Reclamações no Procon
O
panorama se agravou tanto e gerou tantas reclamações que motivou uma
notificação formal do Procon Paulistano (órgão vinculado à Secretaria de
Justiça da prefeitura de São Paulo) às empresas de
transporte por app. O órgão pede esclarecimentos sobre a alta repentina
dos preços praticados e mais detalhes sobre as tarifas dinâmicas.
Thaís
Lima Vieira, Diretora da Divisão de Atendimento do Procon Paulistano,
relata que o cenário tem sido visto em vários estados e capitais do
Brasil ao órgão dialogar com outras instâncias do Procon em outros
estados e municípios.
“Vimos um aumento muito significativo,
especialmente de reclamações nas redes sociais. As reclamações são de
questionamentos referentes aos valores que anteriormente eram praticados
dentro de uma faixa e, entre novembro e dezembro, tiveram uma crescente
e chegaram a duplicar ou triplicar”, relata.
“Isso teve uma
repercussão maior a partir da greve dos motoristas de ônibus, os
consumidores tiveram mais necessidade de usar o transporte para ir para
residências e os valores foram impraticáveis”, completa, em entrevista à
IstoÉ Dinheiro.
As empresas terão até o dia 22 de dezembro para
prestar esclarecimentos e, caso constatado abuso nas práticas ou
problemas relativos à falta de transparência, sanções administrativas
devem ser tomadas – podendo chegar à multas e cassação de licença de
funcionamento no cenário mais drástico.
Dados oficiais do IBGE
apontam que praticamente todos os grandes custos ligados ao automóvel
estão subindo bem menos que a média da inflação ou ficando mais baratos.
A
gasolina subiu 1,67% de janeiro a novembro de 2025, e 2,22% em uma
janela de 12 meses.
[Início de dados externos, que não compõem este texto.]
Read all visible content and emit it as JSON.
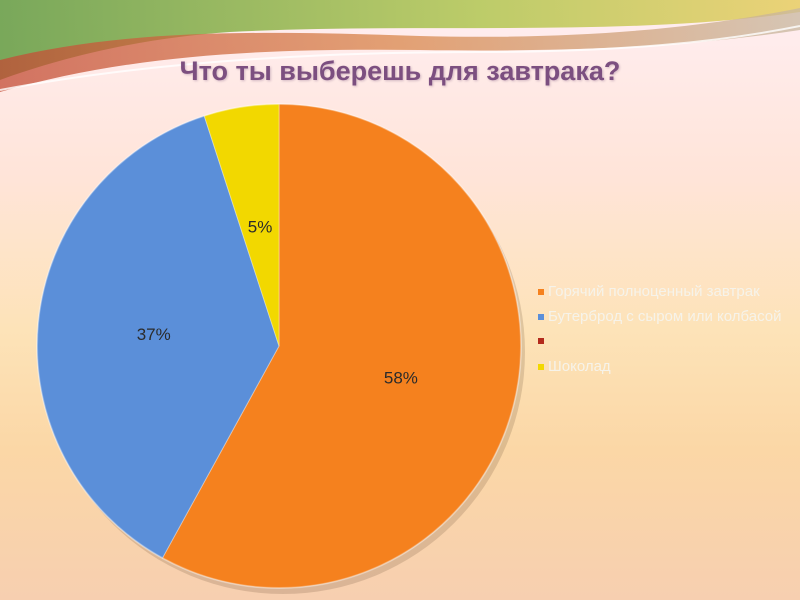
{
  "slide": {
    "title": "Что ты выберешь для завтрака?"
  },
  "chart_data": {
    "type": "pie",
    "title": "Что ты выберешь для завтрака?",
    "categories": [
      "Горячий полноценный завтрак",
      "Бутерброд с сыром или колбасой",
      "",
      "Шоколад"
    ],
    "values": [
      58,
      37,
      0,
      5
    ],
    "data_labels": [
      "58%",
      "37%",
      "",
      "5%"
    ],
    "colors": [
      "#f5811e",
      "#5b8fd9",
      "#b32a1c",
      "#f2d800"
    ],
    "legend_position": "right"
  }
}
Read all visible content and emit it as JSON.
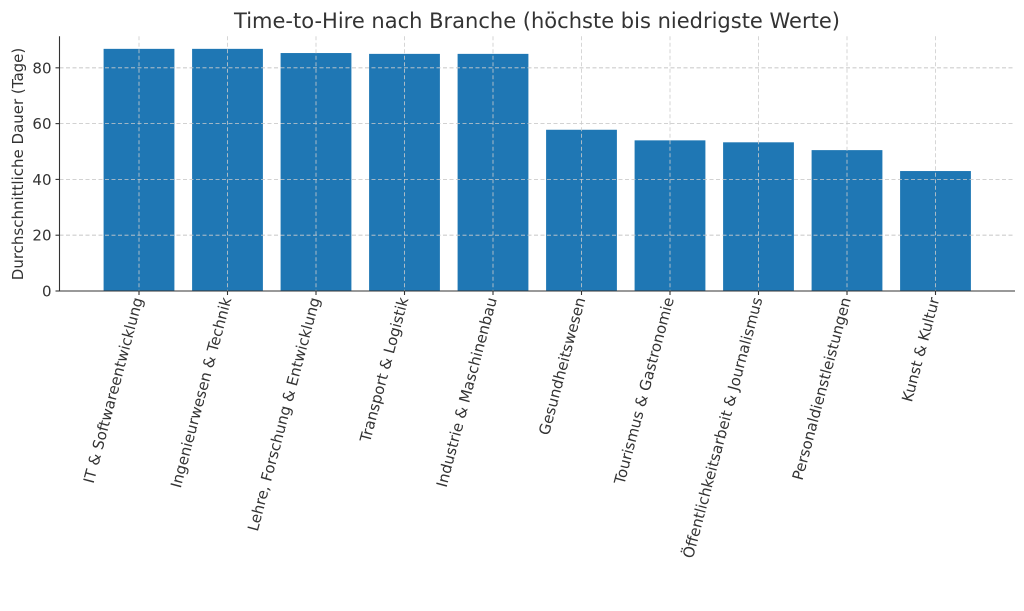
{
  "chart_data": {
    "type": "bar",
    "title": "Time-to-Hire nach Branche (höchste bis niedrigste Werte)",
    "xlabel": "",
    "ylabel": "Durchschnittliche Dauer (Tage)",
    "categories": [
      "IT & Softwareentwicklung",
      "Ingenieurwesen & Technik",
      "Lehre, Forschung & Entwicklung",
      "Transport & Logistik",
      "Industrie & Maschinenbau",
      "Gesundheitswesen",
      "Tourismus & Gastronomie",
      "Öffentlichkeitsarbeit & Journalismus",
      "Personaldienstleistungen",
      "Kunst & Kultur"
    ],
    "values": [
      86.8,
      86.8,
      85.3,
      85.0,
      85.0,
      57.8,
      54.0,
      53.3,
      50.5,
      43.0
    ],
    "ylim": [
      0,
      91.3
    ],
    "yticks": [
      0,
      20,
      40,
      60,
      80
    ],
    "grid": true,
    "legend": null,
    "bar_color": "#1f77b4",
    "xtick_rotation": 75
  }
}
Na última leitura, de novembro, foi registrada
inclusive uma deflação de 0,18%.
O carro novo ficou 2,9% mais caro
em 12 meses, enquanto o carro usado ficou 1,7% mais barato. O seguro
veicular segue com preços estáveis ao passo que a manutenção teve
deflação de 0,60%.
Uber e 99 justificam inflação por ‘alta demanda’
Atualmente
não há uma justificativa direta e simples dada pelas empresas que
explique a inflação tão substancial em tão pouco tempo. A propósito,
somente no mês de novembro foi registrada alta de mais de 5% nos preços,
com localidades ficando acima disso, como Porto Alegre (7,16%) e o
Distrito Federal (6,55%).
A IstoÉ Dinheiro entrou em contato com a
Uber para pedir explicações acerca do tema. A companhia respondeu
reiterando apenas como funciona sua política de preços.
“Quando a
demanda por viagens, em uma determinada área, é maior do que o número de
motoristas parceiros circulando na região naquele momento, o preço se
torna dinâmico e o valor da viagem pode se tornar mais caro do que o
habitual para aquele mesmo trecho. O preço dinâmico é
aplicado para incentivar que mais motoristas se conectem ao aplicativo e
assim os usuários tenham um carro sempre que precisar”, diz a nota da
empresa.
“Quando a oferta sobe novamente, os preços voltam aos
valores normalmente praticados. De qualquer forma, o preço dinâmico
sempre é informado ao usuário no momento em que a viagem é solicitada”,
completa a companhia, em comunicado.
O sistema de preços
dinâmicos da Uber é ativado automaticamente por algoritmos da
companhia, em ajustes feitos em tempo real. Segundo a companhia, as
atualizações em tempo real ‘ajudam os passageiros a refletir a oferta e a
demanda, e passageiros e motoristas sabem o que esperar’.
A
empresa alega que a disponibilidade atual de motoristas e a demanda de
passageiros ‘são os principais fatores que influenciam o preço
dinâmico’. Além disso, o cálculo leva em consideração ‘as previsões
sobre as condições de mercado’.
A IstoÉ Dinheiro também entrou em
contato com a 99, que declarou que se posicionará apenas por meio da
Associação Brasileira de Mobilidade e Tecnologia (Amobitec), associação a
qual a empresa integra.
A Amobitec, por sua vez, declarou que ‘as
associadas operam modelos de negócio que buscam equilibrar as demandas
dos usuários por viagens com a oferta de motoristas circulando’.
“O
preço das viagens é influenciado por fatores como o tempo e distância
dos deslocamentos, categoria do veículo escolhido, nível de demanda por
corridas no horário e local específicos, entre outros. A depender destes
fatores, os valores podem ter variação dinâmica e alinhados com as
estratégias comerciais de cada plataforma para manter o equilíbrio e a
competitividade no mercado no qual atuam”, diz a nota da associação.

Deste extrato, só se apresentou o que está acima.